Last night it was drizzling and I was outside finishing up some planting and suddenly heard a rushing sound
coming from the backyard and I ran back just in time to see a 150 year old tree split in half and fall to the ground.
Luckily, no one had been around and the only casualty was someone's dilapidated old shed. This massive tree must have
just given up after all these years, the light rain was too much or perhaps it had outgrown the creek bed below.
It has been raining quite a bit the last few days, so maybe the water got high enough and it eroded the last of the tree's
hold on the earth below. Being me, I can't help but find it a bit poetic, water being both a giver and taker of life in this situation.

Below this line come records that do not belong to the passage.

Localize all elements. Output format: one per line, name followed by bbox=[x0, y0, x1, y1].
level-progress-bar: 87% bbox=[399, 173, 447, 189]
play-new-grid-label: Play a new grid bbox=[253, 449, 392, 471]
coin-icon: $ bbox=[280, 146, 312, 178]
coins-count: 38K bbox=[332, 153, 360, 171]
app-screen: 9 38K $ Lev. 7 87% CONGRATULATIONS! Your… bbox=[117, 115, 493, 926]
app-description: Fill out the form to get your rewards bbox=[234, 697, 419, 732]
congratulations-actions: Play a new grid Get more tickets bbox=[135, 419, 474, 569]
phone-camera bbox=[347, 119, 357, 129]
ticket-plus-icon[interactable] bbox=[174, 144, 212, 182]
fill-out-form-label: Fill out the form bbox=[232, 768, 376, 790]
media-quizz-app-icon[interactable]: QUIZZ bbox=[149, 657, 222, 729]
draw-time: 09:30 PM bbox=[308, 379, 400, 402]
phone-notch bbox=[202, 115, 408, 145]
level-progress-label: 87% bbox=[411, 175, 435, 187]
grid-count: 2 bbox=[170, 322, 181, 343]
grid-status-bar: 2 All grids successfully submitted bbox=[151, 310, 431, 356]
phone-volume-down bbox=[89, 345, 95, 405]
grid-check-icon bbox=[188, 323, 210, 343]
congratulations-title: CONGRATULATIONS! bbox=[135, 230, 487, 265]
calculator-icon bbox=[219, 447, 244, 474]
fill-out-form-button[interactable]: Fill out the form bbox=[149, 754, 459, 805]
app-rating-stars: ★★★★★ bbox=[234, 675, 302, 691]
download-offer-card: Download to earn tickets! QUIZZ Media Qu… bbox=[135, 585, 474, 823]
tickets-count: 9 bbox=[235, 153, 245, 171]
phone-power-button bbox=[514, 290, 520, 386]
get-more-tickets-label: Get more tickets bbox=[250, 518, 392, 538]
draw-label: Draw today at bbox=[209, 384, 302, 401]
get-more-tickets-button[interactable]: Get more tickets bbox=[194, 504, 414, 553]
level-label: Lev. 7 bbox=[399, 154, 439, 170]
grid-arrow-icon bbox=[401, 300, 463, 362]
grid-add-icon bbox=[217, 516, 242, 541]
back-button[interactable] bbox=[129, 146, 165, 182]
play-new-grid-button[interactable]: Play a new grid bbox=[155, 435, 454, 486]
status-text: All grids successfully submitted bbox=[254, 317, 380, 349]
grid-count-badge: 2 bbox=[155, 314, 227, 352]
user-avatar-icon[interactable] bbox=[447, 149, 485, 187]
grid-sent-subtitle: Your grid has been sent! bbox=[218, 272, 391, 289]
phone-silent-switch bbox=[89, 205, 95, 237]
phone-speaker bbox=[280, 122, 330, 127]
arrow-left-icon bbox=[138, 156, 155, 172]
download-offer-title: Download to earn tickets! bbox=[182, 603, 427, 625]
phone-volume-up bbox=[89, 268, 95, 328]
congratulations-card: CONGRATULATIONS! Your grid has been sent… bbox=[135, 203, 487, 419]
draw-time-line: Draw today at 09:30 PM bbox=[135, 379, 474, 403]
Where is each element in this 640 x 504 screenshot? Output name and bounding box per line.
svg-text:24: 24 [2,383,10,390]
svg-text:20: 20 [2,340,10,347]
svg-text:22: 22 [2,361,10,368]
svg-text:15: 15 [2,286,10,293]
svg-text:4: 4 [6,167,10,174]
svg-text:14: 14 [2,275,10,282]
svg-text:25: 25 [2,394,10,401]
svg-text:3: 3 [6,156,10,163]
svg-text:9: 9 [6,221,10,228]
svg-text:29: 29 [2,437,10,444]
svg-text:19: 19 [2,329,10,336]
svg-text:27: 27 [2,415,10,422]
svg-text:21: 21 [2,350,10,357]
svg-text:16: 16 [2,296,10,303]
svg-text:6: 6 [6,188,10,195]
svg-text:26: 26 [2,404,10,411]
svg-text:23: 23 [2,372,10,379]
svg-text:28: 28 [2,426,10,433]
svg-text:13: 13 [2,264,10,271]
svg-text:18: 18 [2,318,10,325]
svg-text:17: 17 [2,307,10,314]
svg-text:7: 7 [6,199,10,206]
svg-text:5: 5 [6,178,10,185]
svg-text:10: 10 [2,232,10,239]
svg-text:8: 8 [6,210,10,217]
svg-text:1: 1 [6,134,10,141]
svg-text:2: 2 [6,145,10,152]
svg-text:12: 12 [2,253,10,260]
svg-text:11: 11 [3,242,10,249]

So that is what I thought about while finishing up my planting and then returned inside to my boys and made a
favorite quick meal - sheet pan pierogies and sausage - perfect for rainy days and contemplating life's duplicities (there was beer too).
Sheet Pan Sausage and Pierogies
Easy recipe for sheet pan sausage, pierogies, cabbage and roasted garlic bulbs. By Marysmaking
Prep time: - Cook time: - Total time: Yield:4S
-1lb sausage links of choice
- 1lb pierogies
- 1/2 small - med cabbage
- 5-6 garlic bulbs
- 1/4 cup fresh parsley
- salt & pepper
- olive oil
Preheat oven to 425F and cover rimmed baking sheet with parchment paper.
Slice cabbage into about 1/4 - 1/2 inch ring sections and place on baking sheet.
Remove outer most peels of garlic skin, leaving the innermost 2, then chop off the tops and place on baking sheet - cut side up.
Drizzle olive oil over cabbage slices and pour about 2t of olive oil into the garlic bulbs.
Place sausage links on baking sheet spaced apart.
Take pierogies (frozen is fine) and scatter over baking sheet.
Then drizzle more olive oil over pierogies and sausage and then salt and pepper over all.
Tear parsley leaves and scatter generously over pan.
Bake in oven for about 30 minutes (until sausage is done).